Ob der Staat Dir einen solchen beiordnet, hängt von der vorgeworfenen Straftat ab, nicht von Deinen Finanzen. Als Faustregel gilt: Ab einer Straferwartung von einem Jahr musst Du mit einem Verteidiger vor Gericht erscheinen. Kommst Du ohne, sucht das Gericht einen für Dich aus. Du darfst allerdings frei wählen, also „Deinen“ Verteidiger beiordnen lassen.

Daraus folgt zweierlei:

Mörder, Räuber, Vergewaltiger usw. können einen Pflichtverteidiger beantragen, selbst wenn sie Millionäre sind.
Ladendiebe, ebay-Betrüger, Schwarzfahrer usw. bekommen nicht schon deshalb einen Pflichtverteidiger, weil sie keine Kohle haben. Аusnahmen gibt es – wie immer bei Juristen – viele.
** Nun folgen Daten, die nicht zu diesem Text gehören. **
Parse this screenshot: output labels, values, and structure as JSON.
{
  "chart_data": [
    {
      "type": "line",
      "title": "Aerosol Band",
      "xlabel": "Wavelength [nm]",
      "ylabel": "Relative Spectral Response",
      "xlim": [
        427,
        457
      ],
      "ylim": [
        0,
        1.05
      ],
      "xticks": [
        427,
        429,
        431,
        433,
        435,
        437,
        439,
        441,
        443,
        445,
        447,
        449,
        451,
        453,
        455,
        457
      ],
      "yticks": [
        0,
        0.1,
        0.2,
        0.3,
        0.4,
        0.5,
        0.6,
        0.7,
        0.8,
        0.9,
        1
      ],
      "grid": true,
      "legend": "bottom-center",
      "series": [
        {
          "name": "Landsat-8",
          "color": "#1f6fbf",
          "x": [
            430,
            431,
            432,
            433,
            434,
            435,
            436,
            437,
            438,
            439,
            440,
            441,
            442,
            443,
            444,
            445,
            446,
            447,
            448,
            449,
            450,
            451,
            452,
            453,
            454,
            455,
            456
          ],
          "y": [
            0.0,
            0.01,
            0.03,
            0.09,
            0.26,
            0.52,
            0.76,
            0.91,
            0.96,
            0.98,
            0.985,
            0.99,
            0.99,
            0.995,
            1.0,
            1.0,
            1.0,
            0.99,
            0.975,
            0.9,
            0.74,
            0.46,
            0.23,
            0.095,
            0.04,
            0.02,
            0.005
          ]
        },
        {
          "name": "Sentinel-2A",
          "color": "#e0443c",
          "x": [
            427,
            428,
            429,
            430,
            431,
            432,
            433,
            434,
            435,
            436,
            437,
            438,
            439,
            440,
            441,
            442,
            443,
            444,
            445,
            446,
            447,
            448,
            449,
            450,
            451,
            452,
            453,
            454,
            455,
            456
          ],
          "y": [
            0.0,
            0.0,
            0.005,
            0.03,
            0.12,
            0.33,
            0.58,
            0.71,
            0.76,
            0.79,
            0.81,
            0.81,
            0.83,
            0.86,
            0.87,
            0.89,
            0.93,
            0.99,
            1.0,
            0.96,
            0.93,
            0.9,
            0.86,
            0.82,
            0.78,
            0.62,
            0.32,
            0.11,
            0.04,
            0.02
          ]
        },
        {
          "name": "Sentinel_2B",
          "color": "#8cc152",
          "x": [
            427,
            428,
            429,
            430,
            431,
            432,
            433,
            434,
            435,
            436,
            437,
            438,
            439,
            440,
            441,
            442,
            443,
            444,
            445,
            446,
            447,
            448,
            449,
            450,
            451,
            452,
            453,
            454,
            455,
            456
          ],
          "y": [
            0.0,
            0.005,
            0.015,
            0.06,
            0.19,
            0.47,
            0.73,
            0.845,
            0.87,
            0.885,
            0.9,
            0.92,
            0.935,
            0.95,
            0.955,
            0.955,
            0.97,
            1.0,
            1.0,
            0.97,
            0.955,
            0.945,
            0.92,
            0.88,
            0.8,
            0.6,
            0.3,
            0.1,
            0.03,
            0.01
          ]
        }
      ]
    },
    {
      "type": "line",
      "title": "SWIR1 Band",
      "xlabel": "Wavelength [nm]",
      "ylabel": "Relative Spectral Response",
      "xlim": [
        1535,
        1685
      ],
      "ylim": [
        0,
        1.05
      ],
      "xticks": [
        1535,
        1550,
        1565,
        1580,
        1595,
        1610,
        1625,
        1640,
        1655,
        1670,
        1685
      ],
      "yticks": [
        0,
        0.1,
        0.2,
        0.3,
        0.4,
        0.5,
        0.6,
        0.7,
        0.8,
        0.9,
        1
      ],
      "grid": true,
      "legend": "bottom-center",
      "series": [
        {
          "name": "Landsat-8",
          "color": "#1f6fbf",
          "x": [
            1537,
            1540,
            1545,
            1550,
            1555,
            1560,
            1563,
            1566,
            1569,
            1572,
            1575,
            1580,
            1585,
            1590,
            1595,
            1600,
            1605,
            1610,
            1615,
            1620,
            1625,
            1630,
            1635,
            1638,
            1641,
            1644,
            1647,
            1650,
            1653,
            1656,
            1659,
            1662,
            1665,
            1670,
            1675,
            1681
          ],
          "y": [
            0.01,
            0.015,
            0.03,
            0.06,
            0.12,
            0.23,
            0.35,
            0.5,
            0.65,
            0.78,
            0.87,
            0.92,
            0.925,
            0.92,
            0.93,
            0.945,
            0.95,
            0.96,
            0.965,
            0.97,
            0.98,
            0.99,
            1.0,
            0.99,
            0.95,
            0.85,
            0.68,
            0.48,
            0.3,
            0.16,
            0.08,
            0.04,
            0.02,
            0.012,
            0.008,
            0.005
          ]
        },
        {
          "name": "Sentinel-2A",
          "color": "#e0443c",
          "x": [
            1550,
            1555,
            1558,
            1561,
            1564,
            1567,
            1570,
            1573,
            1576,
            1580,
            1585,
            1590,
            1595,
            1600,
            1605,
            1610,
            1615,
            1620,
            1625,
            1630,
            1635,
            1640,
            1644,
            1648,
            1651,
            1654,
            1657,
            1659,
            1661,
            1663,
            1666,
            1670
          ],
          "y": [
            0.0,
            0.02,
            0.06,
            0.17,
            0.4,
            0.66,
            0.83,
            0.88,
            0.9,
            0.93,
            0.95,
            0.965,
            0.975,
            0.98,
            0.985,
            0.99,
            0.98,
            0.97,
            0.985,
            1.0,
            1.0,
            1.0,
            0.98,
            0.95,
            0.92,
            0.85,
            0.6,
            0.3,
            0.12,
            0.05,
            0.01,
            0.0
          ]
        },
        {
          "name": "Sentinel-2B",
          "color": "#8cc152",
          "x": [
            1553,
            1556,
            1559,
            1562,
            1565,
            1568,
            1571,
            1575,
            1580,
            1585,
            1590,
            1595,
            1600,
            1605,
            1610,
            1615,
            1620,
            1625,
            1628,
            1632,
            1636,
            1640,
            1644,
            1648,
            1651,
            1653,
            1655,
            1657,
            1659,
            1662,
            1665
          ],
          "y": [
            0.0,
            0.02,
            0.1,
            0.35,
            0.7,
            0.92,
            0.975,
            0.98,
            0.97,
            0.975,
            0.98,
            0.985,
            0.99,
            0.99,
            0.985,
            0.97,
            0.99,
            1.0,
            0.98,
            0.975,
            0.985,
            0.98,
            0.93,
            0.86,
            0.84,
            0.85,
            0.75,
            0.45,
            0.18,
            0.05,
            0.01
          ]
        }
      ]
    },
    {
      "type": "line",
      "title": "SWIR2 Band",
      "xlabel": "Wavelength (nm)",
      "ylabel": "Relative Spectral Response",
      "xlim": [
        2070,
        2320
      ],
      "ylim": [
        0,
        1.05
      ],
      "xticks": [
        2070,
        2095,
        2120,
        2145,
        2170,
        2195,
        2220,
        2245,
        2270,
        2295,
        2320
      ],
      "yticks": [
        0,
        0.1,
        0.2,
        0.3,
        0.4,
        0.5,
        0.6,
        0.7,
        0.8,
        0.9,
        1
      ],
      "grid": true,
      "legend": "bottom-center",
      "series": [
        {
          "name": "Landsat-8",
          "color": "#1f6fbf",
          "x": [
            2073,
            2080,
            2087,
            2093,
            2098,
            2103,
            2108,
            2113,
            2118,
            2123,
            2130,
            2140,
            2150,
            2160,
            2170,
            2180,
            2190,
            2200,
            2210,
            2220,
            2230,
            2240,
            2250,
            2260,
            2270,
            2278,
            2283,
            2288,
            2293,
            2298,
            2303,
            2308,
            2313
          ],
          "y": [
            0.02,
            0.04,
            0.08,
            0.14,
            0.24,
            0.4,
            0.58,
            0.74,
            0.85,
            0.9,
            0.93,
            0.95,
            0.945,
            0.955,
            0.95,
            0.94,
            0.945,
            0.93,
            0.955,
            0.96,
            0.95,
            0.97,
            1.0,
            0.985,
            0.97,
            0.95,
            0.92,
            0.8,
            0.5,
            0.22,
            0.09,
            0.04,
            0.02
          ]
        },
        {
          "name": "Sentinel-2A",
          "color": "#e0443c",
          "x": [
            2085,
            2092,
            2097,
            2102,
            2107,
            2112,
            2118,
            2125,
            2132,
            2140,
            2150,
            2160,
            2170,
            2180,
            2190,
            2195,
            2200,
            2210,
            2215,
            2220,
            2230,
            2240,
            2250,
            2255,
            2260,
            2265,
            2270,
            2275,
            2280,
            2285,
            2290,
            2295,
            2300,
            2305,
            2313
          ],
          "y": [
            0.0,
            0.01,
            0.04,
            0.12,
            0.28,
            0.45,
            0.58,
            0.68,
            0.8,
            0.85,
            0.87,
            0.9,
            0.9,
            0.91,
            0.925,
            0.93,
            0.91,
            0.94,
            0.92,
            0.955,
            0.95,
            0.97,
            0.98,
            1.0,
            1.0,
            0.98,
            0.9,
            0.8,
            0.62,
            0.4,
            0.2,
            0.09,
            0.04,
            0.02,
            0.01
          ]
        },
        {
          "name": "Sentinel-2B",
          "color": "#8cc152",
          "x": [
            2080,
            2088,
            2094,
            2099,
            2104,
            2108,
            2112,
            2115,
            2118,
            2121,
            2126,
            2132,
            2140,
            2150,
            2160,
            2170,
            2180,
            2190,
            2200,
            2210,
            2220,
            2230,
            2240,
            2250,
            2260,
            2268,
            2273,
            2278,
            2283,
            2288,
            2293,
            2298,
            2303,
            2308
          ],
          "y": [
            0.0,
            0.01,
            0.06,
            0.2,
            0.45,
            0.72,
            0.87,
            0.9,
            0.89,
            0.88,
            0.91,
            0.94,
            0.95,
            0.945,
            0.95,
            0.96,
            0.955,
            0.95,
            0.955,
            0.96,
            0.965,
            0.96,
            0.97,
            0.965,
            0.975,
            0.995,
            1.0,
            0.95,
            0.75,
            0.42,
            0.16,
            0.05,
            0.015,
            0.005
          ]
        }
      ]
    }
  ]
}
Stehst Du bereits unter Bewährung, beschert Dir auch der halb abgenagte Muster-Lippenstift, der in der Drogerie zufällig und unbemerkt in Deine Tasche gefallen ist, einen Pflichtverteidiger.

Was leistet er nun, dieses Wunderwesen von dem irgendwann im Strafverfahren alle reden?

Nun, er macht das, was Dein Bäcker um die Ecke auch tut. Hat er Freude am Beruf und das nötige Fachwissen, dann kreiert er die absolut geniale siebenstöckige Sacher-Käse-Sahne-Schwarzwälder-Hochzeits-Kirschtorte mit Amaretto-Limettengeschmack und einem Hauch von Lebkuchen und Ingwer von der Du Dein Leben lang schwärmen wirst. Ist er hingegen völlig bocklos und wäre zudem lieber Autoschlosser geworden, backt er eben das Brötchen von vorgestern auf. Dann wird aus der Pflichtverteidigung die gefürchtete Palliativverteidigung, die bloße Urteilsbegleitung.

Freispruch oder Knast liegen gefährlich nahe beieinander. Mit dem falschen Verteidiger an Deiner Seite eliminierst Du also problemlos alle Risiken, die ein Strafprozess sonst noch so bietet und landest ebenso problemlos hinter Gittern.
Darum: Augen auf bei der Verteidigerwahl! Als Pflichtverteidiger bekommst Du sicher nicht den Besten, aber mit dem Schlechtesten musst Du Dich auch nicht zufrieden geben.